# Horizontal 3 rod holder or tree mast? Your opinions needed



## itsagr8day4fishing (Sep 29, 2011)

About to get the trolling rod's and reels on order and need to get some rod holders to run the set up. Plan on running 6 rods. 2 planer 2 bouncers and 2 lead. Boat is a Alumacraft Dominator 185 Sport with the wide gunnels. Been looking at the Horizontal 3 rod trees and the vertical 3 rod masts from various manufacturers . I have a spot on both sides behind the windshield and in the back right beside the jump seats where I plan on mounting the plates to be able to switch depending on if I'm riding solo or not. Don't have any experience with either style , in the past just had them spread down the gunnel. Can only afford the one set, this boat has got me tapped out for awhile:yikes:. Any input on what style you like running the most and why would be appreciated. Thanks Tom


----------



## ebijack (Apr 20, 2009)

I think if your going to run leadcore while trolling the lake, you will either need long rods for that or rod holders off the back of the boat or corners. The leadcore ( not sure why you would want to run it) can get in your way of bringing fish to the boat off boards depending on how far out and the baits you run. Triple trees are great for boards. holders on the gunnels for work better for bouncers. I've got 8 single mount holders on each side of my 18 ft C liner. There are times where I run nothing but bouncers without boards. That would be a bit tougher to do with triple trees. But most folks prefer triple trees.


----------



## Wishin' I'm Fishin' (Jan 26, 2009)

Check out www.fishinggreats.com, awesome product made here locally.


----------



## itsagr8day4fishing (Sep 29, 2011)

Thanks ebijack for the input. As far as the lead core is concerned, just something I wanted to have the experience with running different baits. That would be the reason I wanted to have two mounting plates, one for the back when running the lead.


----------



## tgafish (Jan 19, 2001)

For your application the horizontal platform with adjustable holders will work better. The vertical trees specialty is running planers whether they be big boards or in lines. Horizontals are more versatile.


----------



## itsagr8day4fishing (Sep 29, 2011)

I'm starting to think that as well but thought I'd seek some more experienced opinions. I'm leaning towards the horizontal threes but need a manufacture that makes one where you can have the third holder pointing straight back. Have looked at the Ciscos and they're nice but might need to get a second mortgage to buy'em..lol.


----------



## ESOX (Nov 20, 2000)

Berts, turn the "T" tree in the gunwale track, turn the holder in the tree. Note the holder under the fish's head.
Pointing straight back (But tilted up at this moment)


----------



## itsagr8day4fishing (Sep 29, 2011)

Thanks ESOX, 
Now theres an option I haven't thought of. So many different ways to do it. Get lost sometimes researching all the stuff.


----------



## lewy149 (Apr 19, 2007)

itsagr8day4fishing said:


> About to get the trolling rod's and reels on order and need to get some rod holders to run the set up. Plan on running 6 rods. 2 planer 2 bouncers and 2 lead. Boat is a Alumacraft Dominator 185 Sport with the wide gunnels. Been looking at the Horizontal 3 rod trees and the vertical 3 rod masts from various manufacturers . I have a spot on both sides behind the windshield and in the back right beside the jump seats where I plan on mounting the plates to be able to switch depending on if I'm riding solo or not. Don't have any experience with either style , in the past just had them spread down the gunnel. Can only afford the one set, this boat has got me tapped out for awhile:yikes:. Any input on what style you like running the most and why would be appreciated. Thanks Tom


Check a marine automated docks in harrison, poor boy rod trees I got track n trees 109 bucks a pair. They r just a as good as the rest. 

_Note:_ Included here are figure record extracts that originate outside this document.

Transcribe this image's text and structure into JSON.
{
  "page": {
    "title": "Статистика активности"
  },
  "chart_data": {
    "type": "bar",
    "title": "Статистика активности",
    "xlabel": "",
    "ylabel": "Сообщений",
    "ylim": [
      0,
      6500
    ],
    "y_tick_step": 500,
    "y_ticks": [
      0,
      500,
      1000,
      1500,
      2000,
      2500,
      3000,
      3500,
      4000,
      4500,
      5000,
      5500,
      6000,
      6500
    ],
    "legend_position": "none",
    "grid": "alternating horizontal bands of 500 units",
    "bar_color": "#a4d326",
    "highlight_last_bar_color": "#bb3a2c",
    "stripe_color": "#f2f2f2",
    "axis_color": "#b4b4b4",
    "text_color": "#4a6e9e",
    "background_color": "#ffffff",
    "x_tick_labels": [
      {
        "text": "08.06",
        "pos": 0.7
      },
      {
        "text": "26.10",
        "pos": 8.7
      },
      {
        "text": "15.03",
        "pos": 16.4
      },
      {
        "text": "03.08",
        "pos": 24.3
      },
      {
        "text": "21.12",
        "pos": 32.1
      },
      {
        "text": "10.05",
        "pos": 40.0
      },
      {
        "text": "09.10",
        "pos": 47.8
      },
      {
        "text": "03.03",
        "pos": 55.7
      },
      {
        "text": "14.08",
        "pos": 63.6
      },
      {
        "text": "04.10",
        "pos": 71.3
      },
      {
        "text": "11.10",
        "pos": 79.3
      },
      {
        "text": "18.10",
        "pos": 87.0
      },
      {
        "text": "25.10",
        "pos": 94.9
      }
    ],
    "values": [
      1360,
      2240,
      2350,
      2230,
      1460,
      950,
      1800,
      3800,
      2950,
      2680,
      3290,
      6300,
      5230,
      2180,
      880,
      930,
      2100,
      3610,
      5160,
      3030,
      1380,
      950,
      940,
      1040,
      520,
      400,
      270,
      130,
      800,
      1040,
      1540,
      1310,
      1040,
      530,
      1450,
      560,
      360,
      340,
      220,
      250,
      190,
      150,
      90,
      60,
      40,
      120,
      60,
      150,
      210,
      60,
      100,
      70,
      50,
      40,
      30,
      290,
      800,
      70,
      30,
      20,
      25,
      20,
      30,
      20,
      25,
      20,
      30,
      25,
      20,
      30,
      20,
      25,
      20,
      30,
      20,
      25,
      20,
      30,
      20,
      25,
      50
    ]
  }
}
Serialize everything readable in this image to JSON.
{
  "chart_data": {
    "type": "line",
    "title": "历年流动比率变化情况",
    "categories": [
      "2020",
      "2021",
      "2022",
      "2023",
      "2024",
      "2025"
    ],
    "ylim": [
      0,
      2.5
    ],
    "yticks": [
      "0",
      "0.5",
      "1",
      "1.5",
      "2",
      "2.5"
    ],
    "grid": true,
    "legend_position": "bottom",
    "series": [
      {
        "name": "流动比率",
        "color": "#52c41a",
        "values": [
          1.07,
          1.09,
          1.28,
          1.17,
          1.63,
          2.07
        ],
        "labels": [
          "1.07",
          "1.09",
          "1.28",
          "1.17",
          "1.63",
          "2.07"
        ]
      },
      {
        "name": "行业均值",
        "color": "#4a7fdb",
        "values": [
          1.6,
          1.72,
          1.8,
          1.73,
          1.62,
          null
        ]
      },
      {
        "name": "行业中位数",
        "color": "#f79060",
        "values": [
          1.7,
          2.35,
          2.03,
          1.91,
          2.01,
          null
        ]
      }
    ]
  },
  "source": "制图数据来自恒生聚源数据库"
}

Outdoor Hub mobile, the outdoor information engine


----------



## 2manyfish (Feb 17, 2003)

Do a little bit at a time and wait till you have the money to do it right. You will end up want it right down the road so don't pinch pennies now. Once you drill holes they will always be there. 

I do not think the advice above about leadcore is correct. Don't know why you would run if off the corners. Most leadcore rods are about 8' long. I think my okuma leadcore rods are a bit shorter than that. 

I would mount my trees just behind the glass in the space you defined. These are for your boards. Farther back run your longer tracks. This gives you options down the road. It will also spread out the weight/stress across the track vs. running the 3 horizontal holder on a 6" track. Farther back is where you will run your bouncers. Somewhere in the middle you can add to divers to your spread.

So with a budget in mind I would place the tracks where they should go. Fill in the holders as time/money allows.


----------



## xbenx92713 (Mar 27, 2011)

get both. for inlines or big boards rod trees all the way, for dispy's horizontal. i have both on my boat and they both have a purpose but the rod trees get the most use in my boat. not to mention no line crossing or line hanging up on inlines with rod trees. get on a few peoples boats and see how you like the differences personally. if you put them on a track i would suggest a longer track than needed just incase you upgrade/add on in the future


----------



## ebijack (Apr 20, 2009)

2manyfish said:


> I do not think the advice above about leadcore is correct. Don't know why you would run if off the corners. Most leadcore rods are about 8' long.


Unless your sectioning your leadcore and using boards, how do you run yours? Typically when I have to run lead, I'll run one rod out the back since it will have 400+ feet of line out. (leader + lead). My reason for not running lead. PIA. Although there are days where is does work very well.


----------



## 2manyfish (Feb 17, 2003)

Sounds like you spool your reel full with core and let out the amount of colors for the depth you want. 
I don't splice in mono. I run different rods with different color counts. For example on the bay I might use 2 two color rods and 2 3 color rods. Run out the core and snap the inlines to the mono backer. Run you highest lines farthest from the boat. So run out your two color the three color on each side. Fish hits the outside rod will usually rise above the deeper line. When resetting the line run the board slack past your other lines and then accross. 

Its 30' per color so 400 ft of line would be roughly 13 colors and run about 55ft deep. 

Inside of the core on holders closer to the back of the boat I would run your quicker/deeper diving presentations. Divers, bouncers ect.


----------



## itsagr8day4fishing (Sep 29, 2011)

Sounds like what I want to do 2manyfish. I know there's alot of factors and I'll be learning as I go. 3 colors(18lb) with mono backer figured would get me in the 15ft range about 90-100ft back. + or - depending on lures,speed ect. Also thought it would then give me the option of running it straight off the back or inline planers to the mono. Only plan on experimenting with two rods with the lead.


----------



## 2manyfish (Feb 17, 2003)

You are correct. 4-5ft depth per color is a good rule of thumb. If you do any salmon fishing you may want to consider 27lb. I do not believe there is much difference in sink rates. 



itsagr8day4fishing said:


> Sounds like what I want to do 2manyfish. I know there's alot of factors and I'll be learning as I go. 3 colors(18lb) with mono backer figured would get me in the 15ft range about 90-100ft back. + or - depending on lures,speed ect. Also thought it would then give me the option of running it straight off the back or inline planers to the mono. Only plan on experimenting with two rods with the lead.


_Posted via Mobile Device_


----------